Business continuity is all about maintaining or resuming normal operations after a primary process is interrupted or has failed. If I were thinking about this a week ago, I might have considered ways to get the information I need even if the NIST website was unavailable. I can't find any mirrors, but maybe I could have created my own by downloading all the documents to my own hard drive. But now that the only information channel I've been relying on has been interrupted, it's too late. Business continuity planners are supposed to think ahead, to predict what might happen and come up with appropriate countermeasures. I'm not one, but I can see how that reasoning applies to my situation.

My natural response to this is that I should go ahead and download the NIST publications whenever the website comes back up. And that's really a commentary on cloud services in general.

I rely on the cloud daily. If I apply the term loosely, then my reliance extends to all of the websites I use to look up information and perform tasks involving data.
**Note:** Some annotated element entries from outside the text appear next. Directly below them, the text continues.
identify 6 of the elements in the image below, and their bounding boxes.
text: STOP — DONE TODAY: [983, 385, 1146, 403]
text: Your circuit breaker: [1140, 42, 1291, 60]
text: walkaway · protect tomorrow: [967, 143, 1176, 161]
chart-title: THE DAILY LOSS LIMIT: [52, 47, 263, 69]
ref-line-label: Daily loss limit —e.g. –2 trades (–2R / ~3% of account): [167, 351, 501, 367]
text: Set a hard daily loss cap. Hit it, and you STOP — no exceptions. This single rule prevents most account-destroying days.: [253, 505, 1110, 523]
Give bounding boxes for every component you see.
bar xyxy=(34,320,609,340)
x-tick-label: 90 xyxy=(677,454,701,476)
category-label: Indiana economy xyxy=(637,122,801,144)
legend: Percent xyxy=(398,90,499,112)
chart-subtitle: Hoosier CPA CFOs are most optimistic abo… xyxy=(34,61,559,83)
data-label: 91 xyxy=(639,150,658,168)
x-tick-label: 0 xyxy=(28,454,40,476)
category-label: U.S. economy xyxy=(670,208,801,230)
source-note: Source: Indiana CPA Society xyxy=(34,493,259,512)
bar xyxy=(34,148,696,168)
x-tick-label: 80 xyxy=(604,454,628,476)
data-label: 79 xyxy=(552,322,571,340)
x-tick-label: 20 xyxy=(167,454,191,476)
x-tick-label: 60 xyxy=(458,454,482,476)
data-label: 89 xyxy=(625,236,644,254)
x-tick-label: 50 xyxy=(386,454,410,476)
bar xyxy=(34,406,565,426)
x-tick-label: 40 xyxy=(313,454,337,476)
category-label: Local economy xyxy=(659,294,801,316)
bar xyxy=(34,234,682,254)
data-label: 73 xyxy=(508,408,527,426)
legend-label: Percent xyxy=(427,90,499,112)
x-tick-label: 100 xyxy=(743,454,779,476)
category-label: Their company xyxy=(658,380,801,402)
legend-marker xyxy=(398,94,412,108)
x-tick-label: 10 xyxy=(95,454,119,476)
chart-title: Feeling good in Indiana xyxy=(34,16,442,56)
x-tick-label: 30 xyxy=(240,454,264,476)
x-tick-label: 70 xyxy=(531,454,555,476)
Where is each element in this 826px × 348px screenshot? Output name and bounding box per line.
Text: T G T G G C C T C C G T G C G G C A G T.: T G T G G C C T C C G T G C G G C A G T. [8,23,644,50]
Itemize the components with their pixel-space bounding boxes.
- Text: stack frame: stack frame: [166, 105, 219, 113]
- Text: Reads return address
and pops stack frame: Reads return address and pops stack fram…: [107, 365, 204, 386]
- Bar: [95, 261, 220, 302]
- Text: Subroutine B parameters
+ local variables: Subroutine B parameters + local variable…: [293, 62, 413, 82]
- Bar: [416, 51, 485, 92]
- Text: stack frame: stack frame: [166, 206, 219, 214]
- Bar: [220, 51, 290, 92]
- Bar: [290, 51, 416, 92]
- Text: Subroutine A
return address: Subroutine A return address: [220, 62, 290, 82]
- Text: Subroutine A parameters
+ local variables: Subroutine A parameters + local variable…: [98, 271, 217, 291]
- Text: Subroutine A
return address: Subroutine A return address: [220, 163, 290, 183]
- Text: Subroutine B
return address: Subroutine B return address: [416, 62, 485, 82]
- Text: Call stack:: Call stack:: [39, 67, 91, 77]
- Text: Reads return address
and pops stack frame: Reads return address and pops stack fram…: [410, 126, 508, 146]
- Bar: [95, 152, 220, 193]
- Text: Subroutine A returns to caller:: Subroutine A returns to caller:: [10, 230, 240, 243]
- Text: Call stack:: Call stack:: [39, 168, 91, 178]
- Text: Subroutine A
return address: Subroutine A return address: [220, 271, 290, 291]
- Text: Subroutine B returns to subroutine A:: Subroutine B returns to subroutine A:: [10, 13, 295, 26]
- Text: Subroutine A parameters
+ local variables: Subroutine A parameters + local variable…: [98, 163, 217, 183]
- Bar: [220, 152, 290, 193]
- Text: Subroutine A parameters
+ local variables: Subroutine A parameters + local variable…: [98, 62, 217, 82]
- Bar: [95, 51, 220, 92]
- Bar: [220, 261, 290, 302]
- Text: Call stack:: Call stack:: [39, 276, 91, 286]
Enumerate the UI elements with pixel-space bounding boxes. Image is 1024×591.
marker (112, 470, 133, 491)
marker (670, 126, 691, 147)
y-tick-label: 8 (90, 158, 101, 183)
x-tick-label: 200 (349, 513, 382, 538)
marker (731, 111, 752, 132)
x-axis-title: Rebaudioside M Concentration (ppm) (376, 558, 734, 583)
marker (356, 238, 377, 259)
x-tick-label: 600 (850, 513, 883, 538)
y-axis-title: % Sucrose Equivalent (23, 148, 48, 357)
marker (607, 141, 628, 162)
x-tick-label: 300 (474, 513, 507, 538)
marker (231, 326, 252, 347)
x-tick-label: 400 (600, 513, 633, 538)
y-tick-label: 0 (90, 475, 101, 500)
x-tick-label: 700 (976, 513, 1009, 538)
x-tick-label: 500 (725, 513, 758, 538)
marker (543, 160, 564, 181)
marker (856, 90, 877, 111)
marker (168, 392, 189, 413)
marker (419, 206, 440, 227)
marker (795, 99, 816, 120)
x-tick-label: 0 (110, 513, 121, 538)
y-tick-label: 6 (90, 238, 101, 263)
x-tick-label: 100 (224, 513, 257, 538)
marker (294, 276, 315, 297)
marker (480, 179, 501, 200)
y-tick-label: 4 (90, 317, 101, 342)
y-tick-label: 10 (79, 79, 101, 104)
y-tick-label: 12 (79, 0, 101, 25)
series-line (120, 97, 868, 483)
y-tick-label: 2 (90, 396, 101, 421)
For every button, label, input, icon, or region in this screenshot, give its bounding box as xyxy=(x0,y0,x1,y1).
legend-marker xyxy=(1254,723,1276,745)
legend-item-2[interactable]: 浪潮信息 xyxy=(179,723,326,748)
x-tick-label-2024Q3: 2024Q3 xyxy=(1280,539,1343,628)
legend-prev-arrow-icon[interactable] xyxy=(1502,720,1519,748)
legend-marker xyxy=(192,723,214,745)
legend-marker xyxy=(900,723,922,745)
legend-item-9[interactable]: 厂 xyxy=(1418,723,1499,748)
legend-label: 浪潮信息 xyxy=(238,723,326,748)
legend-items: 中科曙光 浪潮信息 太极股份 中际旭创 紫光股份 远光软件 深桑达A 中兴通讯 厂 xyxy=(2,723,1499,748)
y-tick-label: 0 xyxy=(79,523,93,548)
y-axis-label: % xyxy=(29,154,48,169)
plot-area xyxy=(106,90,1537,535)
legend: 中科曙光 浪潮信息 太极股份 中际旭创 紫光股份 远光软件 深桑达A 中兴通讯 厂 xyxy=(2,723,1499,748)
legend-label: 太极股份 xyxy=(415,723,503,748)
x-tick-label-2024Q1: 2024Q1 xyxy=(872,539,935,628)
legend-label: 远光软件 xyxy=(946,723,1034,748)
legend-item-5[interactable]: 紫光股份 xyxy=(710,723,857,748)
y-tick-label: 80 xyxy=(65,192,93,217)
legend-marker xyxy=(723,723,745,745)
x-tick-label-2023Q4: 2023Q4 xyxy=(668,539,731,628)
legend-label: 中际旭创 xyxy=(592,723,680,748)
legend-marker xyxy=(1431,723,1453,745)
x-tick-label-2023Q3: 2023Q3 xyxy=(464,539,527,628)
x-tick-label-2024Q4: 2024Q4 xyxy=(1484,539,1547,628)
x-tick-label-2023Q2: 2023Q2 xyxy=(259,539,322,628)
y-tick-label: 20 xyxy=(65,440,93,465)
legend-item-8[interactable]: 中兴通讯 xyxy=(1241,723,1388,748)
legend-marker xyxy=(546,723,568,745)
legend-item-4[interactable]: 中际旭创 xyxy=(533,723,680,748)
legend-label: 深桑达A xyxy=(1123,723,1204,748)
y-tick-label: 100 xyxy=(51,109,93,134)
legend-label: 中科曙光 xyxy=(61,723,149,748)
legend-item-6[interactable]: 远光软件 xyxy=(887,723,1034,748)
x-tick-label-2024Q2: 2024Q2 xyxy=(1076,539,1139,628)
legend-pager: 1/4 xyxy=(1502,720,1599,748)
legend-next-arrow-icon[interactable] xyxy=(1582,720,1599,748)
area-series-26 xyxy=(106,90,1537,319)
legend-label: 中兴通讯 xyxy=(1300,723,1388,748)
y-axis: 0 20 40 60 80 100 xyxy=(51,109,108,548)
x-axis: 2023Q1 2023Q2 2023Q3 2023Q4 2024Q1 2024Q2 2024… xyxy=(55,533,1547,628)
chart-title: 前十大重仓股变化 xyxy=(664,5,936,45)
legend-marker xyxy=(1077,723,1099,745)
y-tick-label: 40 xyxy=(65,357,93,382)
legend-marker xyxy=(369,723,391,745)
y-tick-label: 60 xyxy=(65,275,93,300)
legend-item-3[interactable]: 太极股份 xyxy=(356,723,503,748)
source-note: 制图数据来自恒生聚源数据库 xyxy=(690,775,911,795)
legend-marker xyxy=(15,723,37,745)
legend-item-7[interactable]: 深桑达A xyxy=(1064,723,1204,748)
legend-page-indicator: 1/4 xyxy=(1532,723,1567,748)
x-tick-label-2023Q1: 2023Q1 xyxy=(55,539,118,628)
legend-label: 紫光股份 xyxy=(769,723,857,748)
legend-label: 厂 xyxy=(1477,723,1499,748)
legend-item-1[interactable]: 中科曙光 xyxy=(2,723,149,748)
The biggest problem with that extensive reliance, of course, is that when sites are unavailable, I don't have access to the information and services I need. Cloud services in general have been plagued by availability problems (as well as data loss and other significant issues). This has implications for all organizations. The convenience and scalability of the cloud is somewhat offset by the risk of your service going dark.

What's the alternative? Your data is either in the cloud -- as with Apple's iCloud, the various DropBox-like services, and even video streaming services like Netflix -- or it's on your own storage. If I don't want to rely on the cloud, I'll have to buy more hard drives and keep copies of the data I need. In today's interconnected world, that's not as easy as it once was. I would have to deal with keeping my data in sync with the cloud. And of course, I would be managing a potentially huge amount of data instead of relying on services to do that. And what about Wikipedia or IMDB? They hold way too much data to mirror.

Hopefully, I'll be able to follow through next month with the column I was originally planning to write this month, before the NIST website was shut down. With any luck, the government will be working again by then.